Heterogeneous Dependency Graph-Guided Attentionfor Patent Representation Learning

Pre-trained language models advance patent classification and retrieval via encoding claims as flat token sequences, yet overlooking the dependency hierarchy among claims. Incorporating the hierarchy into self-attention poses two challenges. First, claim dependencies involve relation types with varying reliability: treating them indiscriminately allows noisy technical relations to corrupt cleaner legal citation signals. Second, when the dependency graph is defined over claims, Transformer models fail as they operate at the token level; broadcasting claim-level adjacency can dilute structural information across unrelated token pairs.

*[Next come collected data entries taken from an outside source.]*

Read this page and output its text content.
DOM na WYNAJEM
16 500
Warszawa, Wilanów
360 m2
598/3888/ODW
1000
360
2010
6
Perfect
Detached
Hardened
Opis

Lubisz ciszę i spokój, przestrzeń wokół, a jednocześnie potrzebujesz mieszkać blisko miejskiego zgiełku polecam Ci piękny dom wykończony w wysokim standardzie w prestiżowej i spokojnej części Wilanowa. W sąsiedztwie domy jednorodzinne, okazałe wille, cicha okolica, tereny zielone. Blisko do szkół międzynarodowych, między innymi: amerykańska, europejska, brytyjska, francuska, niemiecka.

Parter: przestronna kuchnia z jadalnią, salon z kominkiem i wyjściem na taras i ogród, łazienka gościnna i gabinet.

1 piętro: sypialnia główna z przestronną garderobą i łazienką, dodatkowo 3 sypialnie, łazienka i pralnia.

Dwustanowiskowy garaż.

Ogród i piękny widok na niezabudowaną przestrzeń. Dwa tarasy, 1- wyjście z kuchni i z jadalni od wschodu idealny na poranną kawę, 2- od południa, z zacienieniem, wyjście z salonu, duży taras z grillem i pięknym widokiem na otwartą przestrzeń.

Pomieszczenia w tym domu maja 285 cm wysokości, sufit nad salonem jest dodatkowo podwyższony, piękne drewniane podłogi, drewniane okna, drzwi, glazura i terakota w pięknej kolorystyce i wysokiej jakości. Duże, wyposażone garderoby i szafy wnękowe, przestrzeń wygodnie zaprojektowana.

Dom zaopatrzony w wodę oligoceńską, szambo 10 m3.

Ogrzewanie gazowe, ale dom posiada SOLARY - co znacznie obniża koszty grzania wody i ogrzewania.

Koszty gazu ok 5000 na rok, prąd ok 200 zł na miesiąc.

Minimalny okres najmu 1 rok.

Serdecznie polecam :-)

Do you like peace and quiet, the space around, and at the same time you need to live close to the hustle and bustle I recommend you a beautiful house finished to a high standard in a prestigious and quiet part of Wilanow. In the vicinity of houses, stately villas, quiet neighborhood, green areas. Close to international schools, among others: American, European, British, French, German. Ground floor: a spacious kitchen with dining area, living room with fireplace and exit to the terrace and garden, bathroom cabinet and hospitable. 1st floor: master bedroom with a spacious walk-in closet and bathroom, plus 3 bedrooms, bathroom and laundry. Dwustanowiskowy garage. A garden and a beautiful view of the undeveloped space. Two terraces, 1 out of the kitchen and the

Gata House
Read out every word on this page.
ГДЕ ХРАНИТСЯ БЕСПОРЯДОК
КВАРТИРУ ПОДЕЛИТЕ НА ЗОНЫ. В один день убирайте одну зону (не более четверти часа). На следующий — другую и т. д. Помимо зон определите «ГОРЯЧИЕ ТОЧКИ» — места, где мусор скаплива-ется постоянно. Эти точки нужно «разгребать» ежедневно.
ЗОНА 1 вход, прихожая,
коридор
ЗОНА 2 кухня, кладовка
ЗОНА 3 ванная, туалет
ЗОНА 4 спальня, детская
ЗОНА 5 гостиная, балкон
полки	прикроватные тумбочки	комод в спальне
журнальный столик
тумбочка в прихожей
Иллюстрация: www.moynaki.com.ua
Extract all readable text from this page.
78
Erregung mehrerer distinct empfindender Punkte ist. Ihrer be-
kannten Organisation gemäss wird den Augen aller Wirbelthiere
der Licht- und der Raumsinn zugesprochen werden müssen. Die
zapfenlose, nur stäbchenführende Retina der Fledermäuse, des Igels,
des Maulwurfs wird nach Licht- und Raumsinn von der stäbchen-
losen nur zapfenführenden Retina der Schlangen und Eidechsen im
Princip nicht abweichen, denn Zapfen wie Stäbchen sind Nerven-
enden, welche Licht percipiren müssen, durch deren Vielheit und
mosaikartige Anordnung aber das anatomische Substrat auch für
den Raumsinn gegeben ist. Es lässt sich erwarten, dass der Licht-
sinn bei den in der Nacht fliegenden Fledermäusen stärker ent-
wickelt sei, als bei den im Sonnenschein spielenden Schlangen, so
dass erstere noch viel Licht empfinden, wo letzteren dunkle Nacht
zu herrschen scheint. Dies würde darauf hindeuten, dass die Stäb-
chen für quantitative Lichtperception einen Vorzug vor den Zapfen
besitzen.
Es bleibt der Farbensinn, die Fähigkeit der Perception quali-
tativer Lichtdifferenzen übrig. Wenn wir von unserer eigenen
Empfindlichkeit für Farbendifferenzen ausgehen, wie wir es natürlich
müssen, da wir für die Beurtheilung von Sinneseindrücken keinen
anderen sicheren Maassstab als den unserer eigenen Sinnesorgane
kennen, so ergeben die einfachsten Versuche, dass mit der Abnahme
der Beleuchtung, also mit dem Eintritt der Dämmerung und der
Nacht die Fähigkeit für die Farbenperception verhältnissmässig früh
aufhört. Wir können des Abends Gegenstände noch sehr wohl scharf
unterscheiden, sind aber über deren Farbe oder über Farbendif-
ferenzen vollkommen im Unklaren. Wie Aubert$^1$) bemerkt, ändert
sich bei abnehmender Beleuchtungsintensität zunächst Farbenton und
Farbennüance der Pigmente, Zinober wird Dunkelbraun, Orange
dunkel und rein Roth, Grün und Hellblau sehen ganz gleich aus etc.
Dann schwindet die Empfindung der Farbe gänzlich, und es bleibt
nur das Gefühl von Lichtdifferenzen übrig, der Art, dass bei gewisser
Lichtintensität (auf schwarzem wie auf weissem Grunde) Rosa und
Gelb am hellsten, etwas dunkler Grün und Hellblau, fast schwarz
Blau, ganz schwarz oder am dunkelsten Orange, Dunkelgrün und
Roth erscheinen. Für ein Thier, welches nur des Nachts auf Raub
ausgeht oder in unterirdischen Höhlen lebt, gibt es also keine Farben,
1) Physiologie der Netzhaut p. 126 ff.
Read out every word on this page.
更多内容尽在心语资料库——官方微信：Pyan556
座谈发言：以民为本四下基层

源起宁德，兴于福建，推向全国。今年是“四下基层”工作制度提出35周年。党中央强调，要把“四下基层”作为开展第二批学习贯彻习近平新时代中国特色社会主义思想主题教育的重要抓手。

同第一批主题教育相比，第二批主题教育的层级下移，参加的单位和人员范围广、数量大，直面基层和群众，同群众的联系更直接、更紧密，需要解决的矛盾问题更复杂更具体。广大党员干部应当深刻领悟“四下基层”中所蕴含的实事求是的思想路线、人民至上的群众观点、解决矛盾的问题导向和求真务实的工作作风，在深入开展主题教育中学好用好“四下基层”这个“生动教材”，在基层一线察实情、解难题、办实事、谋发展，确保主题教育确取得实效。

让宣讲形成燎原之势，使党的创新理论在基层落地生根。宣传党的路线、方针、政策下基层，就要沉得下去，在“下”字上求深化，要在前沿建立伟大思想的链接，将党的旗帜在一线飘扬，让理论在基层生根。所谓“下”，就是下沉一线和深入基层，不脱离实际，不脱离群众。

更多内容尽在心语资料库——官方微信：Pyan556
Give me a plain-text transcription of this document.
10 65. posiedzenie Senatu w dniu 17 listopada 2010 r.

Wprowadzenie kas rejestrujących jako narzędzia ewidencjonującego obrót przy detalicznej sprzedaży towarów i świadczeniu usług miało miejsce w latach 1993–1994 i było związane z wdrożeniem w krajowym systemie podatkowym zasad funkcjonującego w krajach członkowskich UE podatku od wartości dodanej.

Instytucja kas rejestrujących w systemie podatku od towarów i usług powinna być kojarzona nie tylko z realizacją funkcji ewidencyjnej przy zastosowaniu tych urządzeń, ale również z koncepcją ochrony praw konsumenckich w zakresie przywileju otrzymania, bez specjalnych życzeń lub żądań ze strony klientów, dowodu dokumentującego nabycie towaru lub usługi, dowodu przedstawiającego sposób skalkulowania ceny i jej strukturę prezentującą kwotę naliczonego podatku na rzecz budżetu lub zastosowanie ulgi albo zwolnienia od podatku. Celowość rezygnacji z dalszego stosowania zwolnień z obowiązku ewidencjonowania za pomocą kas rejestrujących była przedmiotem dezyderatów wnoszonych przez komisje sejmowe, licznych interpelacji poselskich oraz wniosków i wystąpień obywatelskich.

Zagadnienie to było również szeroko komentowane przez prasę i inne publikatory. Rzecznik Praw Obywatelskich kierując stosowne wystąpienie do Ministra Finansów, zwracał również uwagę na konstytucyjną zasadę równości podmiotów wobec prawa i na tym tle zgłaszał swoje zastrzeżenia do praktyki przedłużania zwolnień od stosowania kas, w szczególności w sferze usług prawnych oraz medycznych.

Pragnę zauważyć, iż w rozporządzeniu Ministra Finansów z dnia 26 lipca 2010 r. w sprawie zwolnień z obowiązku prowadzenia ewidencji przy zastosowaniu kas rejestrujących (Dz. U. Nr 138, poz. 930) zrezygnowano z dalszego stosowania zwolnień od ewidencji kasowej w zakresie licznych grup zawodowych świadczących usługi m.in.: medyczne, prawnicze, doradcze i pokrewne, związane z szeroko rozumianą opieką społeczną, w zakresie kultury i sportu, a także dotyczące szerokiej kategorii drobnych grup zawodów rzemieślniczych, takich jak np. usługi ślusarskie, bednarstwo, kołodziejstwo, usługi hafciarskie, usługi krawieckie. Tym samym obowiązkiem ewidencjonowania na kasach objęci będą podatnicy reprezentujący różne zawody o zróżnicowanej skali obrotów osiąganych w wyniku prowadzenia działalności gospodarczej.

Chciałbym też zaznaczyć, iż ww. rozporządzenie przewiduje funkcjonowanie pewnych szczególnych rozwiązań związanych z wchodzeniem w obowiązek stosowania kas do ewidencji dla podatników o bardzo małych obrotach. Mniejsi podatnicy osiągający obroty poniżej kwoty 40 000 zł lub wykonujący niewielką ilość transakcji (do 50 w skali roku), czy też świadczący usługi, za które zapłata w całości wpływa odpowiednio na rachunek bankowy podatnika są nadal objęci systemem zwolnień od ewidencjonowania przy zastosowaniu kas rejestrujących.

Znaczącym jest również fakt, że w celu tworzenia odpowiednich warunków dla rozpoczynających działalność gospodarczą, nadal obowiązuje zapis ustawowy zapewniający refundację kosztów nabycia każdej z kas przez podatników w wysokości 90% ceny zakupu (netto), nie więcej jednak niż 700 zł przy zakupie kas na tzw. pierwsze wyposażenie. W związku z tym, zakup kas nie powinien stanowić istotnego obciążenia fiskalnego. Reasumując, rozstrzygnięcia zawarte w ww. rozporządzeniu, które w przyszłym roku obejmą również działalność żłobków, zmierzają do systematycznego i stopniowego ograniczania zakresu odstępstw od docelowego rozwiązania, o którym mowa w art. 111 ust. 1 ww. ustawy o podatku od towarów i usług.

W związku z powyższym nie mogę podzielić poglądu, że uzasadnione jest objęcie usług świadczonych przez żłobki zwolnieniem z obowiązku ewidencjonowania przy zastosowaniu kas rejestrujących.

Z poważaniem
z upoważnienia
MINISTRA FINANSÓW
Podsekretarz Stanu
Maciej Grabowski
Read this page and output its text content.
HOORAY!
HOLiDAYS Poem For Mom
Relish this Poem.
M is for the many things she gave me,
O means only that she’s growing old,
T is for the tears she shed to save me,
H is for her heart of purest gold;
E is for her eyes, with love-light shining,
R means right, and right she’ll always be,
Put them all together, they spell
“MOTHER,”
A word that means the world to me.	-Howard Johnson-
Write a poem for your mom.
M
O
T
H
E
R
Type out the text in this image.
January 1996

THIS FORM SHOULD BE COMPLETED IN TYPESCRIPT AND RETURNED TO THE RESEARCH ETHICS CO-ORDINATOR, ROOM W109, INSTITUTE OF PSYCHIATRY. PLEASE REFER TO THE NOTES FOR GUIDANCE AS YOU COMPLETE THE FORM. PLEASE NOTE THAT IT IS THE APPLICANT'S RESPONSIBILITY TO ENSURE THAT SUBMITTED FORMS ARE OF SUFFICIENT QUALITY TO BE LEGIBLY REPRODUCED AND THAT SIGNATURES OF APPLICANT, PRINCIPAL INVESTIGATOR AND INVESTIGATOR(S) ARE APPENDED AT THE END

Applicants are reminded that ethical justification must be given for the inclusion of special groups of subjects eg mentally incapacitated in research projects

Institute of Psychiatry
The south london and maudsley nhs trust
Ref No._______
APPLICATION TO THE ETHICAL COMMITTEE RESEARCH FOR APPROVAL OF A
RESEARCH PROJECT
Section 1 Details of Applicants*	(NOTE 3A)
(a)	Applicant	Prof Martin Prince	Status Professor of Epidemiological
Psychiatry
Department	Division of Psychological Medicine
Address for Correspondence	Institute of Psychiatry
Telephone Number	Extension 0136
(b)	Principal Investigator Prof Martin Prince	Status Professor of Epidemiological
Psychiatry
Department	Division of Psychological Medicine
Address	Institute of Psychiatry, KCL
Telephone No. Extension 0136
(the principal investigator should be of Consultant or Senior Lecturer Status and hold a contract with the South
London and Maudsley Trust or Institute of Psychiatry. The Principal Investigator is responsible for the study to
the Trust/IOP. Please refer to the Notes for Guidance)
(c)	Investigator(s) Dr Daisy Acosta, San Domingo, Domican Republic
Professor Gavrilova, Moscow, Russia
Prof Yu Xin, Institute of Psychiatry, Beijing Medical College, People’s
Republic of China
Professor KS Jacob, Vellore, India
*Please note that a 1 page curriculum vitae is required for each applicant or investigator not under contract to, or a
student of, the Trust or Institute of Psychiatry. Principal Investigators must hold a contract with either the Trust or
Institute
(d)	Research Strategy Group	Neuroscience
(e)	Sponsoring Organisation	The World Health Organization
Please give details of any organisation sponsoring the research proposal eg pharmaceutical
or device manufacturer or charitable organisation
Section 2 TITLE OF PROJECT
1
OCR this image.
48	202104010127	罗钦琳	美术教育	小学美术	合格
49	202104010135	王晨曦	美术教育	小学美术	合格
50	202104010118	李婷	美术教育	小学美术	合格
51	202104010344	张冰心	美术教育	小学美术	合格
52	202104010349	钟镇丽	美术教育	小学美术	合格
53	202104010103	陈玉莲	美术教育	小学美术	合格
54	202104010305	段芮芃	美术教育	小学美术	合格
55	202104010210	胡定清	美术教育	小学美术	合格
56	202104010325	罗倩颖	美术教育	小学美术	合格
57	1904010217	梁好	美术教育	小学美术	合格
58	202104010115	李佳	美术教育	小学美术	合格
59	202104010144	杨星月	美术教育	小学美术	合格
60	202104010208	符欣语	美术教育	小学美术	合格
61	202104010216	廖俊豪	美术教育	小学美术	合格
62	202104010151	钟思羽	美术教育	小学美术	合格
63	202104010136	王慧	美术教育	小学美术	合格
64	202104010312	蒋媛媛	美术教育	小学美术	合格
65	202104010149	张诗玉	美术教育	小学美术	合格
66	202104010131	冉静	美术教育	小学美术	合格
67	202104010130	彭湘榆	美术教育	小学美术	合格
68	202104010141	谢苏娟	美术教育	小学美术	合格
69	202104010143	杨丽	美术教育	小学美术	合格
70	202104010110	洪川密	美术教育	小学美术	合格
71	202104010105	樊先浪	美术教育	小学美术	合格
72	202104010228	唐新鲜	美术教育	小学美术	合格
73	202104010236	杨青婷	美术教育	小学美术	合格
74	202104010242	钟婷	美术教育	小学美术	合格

A novel Patent Heterogeneous Attention Graph Encoder (PHAGE) addresses these challenges. To handle heterogeneous dependencies, PHAGE constructs a typed graph to separate legal citations from technical relations as distinct edge types. To bridge the hierarchy gap, PHAGE introduces a connectivity mask with learnable relation-aware biases to project a claim-level topology into token-level attention. PHAGE learns a dual-granularity contrastive objective to align representations with inter-patent taxonomy and intra-patent topology. Experiments show that PHAGE outperforms domain-adapted and citation-aware baselines on patent classification, retrieval, and clustering. PHAGE discloses that the intra-patent claim topology captures stronger inductive bias than the inter-patent structure.